I only have one child, DS13, but he behaves in much the same manner you describe. It can be really soul destroying. We are in the process of getting a CAHM's referral as he has possible ADHD and struggles with his emotions.
The last year or so since he started secondary school have been a rollercoaster!
The are flooded with hormones right now, and a lot of what they do and how they react is owing to that...trying to keep that in mind helps me sometimes. Also flooding him with love and praise, even when it feels difficult to do so can sometimes help soften tense times.
I am also a single parent, with no help from his father at all. In fact, his father often makes things more difficult for me but that's a whole different story!
The schools advice about avoiding flash points is actually useful. Someone suggested similar to me recently, and although it seemed counter-productive to achieving the behaviour I desire in my son, the point is that it eliminates stress and endless battles in the short term and in the long term they see the consequences of their actions themselves by getting in trouble at school for non-attendance for example.
It's a difficult period of life, for us and for them! Find something each day to be proud of about yourself...maybe just the fact you got through another day! And find something to be proud of with your daughter, and tell her each night before bed along with telling her you love her.
Sorry nothing very useful, but right there with you.
Hi, I am desperate and at the end of my tether and was hoping someone could offer some insight / advice. I have three children, two girls 14 and 12 and a son, 11. Over the past few months things have been getting progressively worse at home with my daughter's, bad language, abusive language (towards me and each other) , blatantly disregarding everything I say. It's escalated to the 12 year old getting physical with me.
I'm separated for two years from their dad, who sees them regularly. They don't play him up as he does not lay down any boundaries for them. I know this is confusing for them, but I'm struggling so much at the moment I feel like I'm losing my mind. I've got the school involved, the advice from them has been to avoid flash points (!) i.e., if my daughter refuses to go to school, don't push her in it, but bring her in in her own time. They've also advised that I get the GP involved as she has threatened suicide and self harm (I have seen no evidence of this but am worried sick).
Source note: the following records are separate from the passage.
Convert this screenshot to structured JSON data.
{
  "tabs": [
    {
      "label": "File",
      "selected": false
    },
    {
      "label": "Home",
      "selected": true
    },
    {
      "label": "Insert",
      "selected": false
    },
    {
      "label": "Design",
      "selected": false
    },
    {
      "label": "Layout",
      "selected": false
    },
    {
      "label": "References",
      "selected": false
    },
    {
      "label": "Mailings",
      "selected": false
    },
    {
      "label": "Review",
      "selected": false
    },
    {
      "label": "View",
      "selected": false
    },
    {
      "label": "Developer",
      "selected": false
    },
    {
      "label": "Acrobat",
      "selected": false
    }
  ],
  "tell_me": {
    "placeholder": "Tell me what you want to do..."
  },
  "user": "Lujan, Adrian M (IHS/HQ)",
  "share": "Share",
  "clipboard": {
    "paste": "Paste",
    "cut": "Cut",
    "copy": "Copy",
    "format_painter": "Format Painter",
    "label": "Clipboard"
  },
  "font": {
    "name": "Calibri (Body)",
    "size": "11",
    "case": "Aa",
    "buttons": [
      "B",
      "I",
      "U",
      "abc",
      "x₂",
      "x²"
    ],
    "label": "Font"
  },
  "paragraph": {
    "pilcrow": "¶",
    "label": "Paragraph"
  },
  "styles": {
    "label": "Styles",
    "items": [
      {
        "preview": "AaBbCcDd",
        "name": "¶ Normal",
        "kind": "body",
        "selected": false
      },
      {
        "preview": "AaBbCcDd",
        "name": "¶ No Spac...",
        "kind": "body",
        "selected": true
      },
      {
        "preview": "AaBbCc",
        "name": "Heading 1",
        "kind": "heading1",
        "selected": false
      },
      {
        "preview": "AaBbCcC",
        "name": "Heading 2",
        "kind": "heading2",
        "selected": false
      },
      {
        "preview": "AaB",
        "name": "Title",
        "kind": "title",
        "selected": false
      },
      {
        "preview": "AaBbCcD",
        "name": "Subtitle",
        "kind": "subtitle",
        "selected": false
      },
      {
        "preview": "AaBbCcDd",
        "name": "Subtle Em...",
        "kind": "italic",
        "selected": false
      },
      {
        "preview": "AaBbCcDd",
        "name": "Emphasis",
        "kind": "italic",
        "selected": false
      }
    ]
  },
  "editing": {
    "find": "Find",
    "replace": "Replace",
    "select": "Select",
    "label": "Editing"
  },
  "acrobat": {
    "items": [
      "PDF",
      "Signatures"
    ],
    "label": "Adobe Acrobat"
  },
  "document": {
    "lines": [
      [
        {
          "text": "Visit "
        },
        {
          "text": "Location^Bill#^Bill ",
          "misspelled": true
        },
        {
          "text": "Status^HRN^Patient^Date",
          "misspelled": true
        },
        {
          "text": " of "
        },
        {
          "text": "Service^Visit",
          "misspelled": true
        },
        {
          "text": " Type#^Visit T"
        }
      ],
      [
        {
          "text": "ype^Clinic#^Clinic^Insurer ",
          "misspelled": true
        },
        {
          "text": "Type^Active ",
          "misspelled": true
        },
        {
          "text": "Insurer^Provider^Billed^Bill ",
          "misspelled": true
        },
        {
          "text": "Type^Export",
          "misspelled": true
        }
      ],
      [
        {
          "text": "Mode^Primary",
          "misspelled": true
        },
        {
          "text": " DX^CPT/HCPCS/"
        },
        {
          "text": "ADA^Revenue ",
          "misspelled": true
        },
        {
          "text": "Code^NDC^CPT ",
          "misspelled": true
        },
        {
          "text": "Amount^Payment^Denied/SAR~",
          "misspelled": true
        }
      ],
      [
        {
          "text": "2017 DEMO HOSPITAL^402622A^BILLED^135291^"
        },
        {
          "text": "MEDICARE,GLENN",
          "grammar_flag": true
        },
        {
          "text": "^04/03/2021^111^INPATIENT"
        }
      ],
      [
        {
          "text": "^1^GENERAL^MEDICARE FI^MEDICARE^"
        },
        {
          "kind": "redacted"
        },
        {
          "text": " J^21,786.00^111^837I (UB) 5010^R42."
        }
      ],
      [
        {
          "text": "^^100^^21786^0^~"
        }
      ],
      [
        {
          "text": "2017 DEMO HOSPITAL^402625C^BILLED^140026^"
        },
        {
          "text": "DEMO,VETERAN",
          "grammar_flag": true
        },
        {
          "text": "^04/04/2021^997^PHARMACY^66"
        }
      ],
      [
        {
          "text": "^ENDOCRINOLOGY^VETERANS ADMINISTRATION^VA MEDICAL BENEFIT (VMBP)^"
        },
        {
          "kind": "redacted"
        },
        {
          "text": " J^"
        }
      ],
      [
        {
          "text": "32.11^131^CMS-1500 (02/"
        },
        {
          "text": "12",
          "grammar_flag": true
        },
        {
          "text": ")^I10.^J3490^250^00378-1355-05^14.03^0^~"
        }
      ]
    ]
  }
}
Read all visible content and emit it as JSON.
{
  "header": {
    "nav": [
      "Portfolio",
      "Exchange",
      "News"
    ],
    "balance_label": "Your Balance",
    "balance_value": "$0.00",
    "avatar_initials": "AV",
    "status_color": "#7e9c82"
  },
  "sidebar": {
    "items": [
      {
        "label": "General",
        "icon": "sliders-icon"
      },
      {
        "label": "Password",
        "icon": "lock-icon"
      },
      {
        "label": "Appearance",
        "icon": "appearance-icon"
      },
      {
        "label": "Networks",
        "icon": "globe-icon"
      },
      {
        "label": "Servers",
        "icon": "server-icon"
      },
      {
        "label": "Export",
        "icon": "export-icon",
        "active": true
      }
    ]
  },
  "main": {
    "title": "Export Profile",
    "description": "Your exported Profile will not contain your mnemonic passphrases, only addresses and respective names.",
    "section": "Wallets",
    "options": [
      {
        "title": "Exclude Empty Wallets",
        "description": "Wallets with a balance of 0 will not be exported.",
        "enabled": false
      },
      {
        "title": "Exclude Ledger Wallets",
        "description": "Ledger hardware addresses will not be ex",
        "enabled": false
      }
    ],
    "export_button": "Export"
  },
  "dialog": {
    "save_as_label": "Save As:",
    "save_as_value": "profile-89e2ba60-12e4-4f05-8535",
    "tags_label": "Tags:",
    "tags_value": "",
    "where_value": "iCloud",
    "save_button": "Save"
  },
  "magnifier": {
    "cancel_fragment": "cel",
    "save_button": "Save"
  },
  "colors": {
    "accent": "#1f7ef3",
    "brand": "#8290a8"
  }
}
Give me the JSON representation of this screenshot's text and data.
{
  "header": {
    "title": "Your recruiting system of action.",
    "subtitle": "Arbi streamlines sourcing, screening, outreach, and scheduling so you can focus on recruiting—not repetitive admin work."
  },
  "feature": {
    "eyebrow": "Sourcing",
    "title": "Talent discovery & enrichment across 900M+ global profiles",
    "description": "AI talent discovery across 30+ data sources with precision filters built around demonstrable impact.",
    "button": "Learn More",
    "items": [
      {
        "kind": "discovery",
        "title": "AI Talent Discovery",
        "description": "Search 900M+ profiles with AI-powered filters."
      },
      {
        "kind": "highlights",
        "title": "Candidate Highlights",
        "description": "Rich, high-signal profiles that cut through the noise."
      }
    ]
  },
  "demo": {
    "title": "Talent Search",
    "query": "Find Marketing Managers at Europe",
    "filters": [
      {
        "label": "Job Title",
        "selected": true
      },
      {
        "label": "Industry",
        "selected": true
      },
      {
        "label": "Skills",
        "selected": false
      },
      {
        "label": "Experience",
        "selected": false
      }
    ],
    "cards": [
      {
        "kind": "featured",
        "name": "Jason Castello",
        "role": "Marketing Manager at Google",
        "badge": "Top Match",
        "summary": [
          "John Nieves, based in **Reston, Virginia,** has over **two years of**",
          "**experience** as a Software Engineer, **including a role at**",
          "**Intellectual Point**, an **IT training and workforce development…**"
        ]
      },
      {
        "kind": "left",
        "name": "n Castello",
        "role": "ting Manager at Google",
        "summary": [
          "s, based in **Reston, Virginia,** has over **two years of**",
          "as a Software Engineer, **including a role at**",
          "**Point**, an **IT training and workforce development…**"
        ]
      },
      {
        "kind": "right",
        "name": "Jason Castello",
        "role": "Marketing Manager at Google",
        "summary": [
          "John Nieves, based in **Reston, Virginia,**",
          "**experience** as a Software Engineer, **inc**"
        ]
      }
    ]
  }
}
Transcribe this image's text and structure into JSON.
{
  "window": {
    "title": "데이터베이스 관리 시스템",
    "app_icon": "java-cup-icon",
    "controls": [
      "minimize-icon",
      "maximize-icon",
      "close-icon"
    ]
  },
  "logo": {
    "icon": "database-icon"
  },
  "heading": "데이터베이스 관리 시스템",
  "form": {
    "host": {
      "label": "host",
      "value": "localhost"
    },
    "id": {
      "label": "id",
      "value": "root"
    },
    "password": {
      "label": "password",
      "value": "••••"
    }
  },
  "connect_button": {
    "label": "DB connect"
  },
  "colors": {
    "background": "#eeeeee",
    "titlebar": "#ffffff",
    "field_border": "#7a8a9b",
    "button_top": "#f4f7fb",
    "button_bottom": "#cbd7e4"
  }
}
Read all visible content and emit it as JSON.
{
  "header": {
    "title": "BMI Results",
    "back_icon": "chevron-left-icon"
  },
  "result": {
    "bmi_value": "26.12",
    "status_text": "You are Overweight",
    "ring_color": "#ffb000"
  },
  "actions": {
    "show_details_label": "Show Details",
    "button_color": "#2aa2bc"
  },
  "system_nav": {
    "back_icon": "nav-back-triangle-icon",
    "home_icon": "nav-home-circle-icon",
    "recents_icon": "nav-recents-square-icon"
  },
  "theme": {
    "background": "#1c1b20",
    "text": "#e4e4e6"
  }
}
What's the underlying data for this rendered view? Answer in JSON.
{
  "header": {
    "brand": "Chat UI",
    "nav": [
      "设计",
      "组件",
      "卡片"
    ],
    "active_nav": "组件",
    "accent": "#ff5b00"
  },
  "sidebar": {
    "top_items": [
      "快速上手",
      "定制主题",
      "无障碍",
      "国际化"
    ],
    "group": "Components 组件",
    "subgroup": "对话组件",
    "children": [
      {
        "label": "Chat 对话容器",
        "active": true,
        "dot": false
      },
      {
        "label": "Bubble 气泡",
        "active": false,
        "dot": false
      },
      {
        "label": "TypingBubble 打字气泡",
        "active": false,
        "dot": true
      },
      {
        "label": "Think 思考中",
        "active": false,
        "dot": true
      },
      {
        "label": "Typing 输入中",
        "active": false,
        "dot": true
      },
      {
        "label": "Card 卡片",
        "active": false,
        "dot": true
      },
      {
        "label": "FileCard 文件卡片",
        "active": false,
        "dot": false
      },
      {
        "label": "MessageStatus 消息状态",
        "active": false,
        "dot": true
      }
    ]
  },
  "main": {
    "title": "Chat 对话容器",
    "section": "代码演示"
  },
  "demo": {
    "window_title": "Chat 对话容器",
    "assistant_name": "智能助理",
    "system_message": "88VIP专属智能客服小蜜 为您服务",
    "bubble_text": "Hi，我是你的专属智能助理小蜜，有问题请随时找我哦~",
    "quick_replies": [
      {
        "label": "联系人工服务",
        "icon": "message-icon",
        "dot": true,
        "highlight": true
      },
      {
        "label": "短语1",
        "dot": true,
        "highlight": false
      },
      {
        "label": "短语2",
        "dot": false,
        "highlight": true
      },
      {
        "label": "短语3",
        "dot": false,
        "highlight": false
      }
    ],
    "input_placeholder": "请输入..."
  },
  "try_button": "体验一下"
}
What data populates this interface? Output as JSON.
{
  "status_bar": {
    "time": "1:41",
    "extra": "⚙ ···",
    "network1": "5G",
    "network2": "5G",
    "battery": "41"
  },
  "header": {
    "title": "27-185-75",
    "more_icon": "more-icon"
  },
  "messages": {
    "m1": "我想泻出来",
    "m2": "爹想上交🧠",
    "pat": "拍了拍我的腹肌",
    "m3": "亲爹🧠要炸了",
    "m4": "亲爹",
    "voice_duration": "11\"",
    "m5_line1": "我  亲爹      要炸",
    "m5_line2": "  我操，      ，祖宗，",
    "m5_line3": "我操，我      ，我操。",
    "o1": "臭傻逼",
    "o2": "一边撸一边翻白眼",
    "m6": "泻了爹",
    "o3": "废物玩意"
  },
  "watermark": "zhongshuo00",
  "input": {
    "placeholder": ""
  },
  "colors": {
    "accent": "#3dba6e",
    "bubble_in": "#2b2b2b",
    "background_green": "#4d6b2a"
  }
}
She has point blank refused to talk to anyone or go to the Drs. I've tried tough love, no shouting at all, talking, offering journals, reward charts, sharing her interests, taking to her father for support (to no avail) and I'm at a loss. The barrage of abuse and nastiness is wearing me down and I'm ashamed to admit that while I love my girls more than life, I dread them coming home.
Any help, ideas, suggestions anything would be so appreciated. I just feel like I'm fighting this awful battle on my own.